¿Qué diría un espectador neutral si se enterara de que a una niña de once años con síndrome de Down se la puede juzgar e incluso matar por haber quemado un libro religioso? Por mucho que reprobara la actuación de la pequeña –dado que cualquier religión y sus símbolos merecen respeto–, consideraría no sólo exagerada, sino inhumana dicha decisión.

 La minoría de edad y la situación mental de la acusada le llevarían a pedir otra sentencia, a la par que recomendaría a sus padres que la vigilaran para que no volviera a cometer un acto que ofende a otras personas. No se trata de que una niña con esas características pueda hacer lo que quiera, se trata de que el castigo que se la imponga sea proporcional no sólo al delito cometido, sino también a su capacidad de entender lo que hizo. Si los líderes y seguidores de esa religión reclamaran, en cambio, el más duro castigo contra la niña, e incluso contra su familia y los miembros de la religión a la que pertenece la pequeña, no sólo estarían haciendo algo inhumano, sino que estarían degradando su religión. Sin ser conscientes, estarían denigrando al Dios en el que creen, pues le estarían presentando como alguien incapaz de tener misericordia de una persona menor e incapacitada.

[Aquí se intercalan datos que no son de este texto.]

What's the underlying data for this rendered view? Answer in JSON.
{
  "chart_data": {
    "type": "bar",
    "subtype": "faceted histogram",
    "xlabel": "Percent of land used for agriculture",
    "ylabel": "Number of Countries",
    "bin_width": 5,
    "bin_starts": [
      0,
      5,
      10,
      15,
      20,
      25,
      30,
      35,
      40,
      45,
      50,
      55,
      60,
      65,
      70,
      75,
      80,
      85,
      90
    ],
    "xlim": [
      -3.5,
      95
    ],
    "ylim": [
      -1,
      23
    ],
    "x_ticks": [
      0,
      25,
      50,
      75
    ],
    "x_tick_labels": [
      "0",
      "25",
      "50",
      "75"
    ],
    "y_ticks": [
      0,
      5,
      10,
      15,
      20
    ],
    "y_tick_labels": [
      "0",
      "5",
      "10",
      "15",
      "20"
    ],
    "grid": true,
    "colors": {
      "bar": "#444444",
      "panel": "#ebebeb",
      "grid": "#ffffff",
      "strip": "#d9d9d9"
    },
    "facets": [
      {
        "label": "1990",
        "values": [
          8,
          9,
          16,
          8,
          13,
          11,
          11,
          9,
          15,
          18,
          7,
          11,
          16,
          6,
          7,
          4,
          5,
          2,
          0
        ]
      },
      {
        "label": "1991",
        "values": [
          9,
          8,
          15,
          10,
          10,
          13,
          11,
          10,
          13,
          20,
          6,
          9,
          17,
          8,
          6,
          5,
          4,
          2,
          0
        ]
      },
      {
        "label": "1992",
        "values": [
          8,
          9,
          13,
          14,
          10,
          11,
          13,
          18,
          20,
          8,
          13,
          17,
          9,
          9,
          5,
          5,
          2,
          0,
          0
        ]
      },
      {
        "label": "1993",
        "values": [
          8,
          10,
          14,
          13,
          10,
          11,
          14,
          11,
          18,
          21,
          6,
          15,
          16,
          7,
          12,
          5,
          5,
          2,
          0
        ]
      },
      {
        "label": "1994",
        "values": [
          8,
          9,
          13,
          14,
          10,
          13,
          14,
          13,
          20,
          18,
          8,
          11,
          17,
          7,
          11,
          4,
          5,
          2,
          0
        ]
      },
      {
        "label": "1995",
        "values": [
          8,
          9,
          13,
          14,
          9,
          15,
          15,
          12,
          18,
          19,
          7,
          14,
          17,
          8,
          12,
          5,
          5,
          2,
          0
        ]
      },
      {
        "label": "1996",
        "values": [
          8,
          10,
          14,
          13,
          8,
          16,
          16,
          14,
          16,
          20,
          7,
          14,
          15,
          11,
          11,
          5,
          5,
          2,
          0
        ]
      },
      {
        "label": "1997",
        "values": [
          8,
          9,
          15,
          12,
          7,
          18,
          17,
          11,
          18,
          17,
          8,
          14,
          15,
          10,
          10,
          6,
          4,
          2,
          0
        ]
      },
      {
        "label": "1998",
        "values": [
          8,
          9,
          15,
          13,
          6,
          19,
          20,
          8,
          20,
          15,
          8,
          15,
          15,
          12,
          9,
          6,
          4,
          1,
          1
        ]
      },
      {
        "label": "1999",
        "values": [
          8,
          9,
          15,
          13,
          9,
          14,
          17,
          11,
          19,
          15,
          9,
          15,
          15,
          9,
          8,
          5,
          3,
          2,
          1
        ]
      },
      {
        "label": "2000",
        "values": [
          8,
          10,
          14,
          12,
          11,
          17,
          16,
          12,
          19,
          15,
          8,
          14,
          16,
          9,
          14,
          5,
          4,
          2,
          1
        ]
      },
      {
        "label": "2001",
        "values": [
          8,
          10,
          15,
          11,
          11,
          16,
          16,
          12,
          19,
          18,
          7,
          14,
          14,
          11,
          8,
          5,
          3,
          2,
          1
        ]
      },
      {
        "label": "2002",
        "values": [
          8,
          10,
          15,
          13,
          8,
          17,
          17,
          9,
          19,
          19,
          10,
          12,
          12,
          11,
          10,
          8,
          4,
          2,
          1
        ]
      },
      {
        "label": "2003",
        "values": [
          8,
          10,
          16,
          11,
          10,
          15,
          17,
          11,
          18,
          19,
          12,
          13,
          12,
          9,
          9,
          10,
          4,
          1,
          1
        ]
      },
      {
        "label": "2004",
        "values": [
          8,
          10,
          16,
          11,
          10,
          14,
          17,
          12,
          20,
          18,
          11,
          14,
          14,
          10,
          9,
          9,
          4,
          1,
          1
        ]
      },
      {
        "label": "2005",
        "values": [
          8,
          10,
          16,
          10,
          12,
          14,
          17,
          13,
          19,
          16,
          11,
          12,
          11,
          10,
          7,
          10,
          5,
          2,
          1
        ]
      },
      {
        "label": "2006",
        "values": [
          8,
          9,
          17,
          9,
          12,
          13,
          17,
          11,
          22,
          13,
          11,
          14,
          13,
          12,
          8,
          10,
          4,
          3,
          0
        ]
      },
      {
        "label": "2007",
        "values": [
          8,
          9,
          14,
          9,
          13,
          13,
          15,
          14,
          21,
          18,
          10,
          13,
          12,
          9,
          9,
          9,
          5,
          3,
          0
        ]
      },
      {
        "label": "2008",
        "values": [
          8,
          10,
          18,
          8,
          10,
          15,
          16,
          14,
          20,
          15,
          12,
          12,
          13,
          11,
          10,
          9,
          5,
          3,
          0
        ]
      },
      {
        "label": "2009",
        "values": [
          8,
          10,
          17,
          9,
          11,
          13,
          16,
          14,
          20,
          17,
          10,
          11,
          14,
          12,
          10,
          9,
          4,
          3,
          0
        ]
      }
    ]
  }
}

 Hay que condenar la blasfemia contra el Dios de cualquier religión y hay que reclamar el respeto a los derechos de los creyentes a no ver ofendidos sus sentimientos. Y de este respeto no deben ser excluidos ni los menores ni los discapacitados, como si ellos pudieran hacer lo que quisieran. Pero de ahí a dar muerte a una persona de esas características va un abismo. Los musulmanes proclaman que Alá es grande y misericordioso. Precisamente por eso, por respeto a Dios, hay que actuar con misericordia.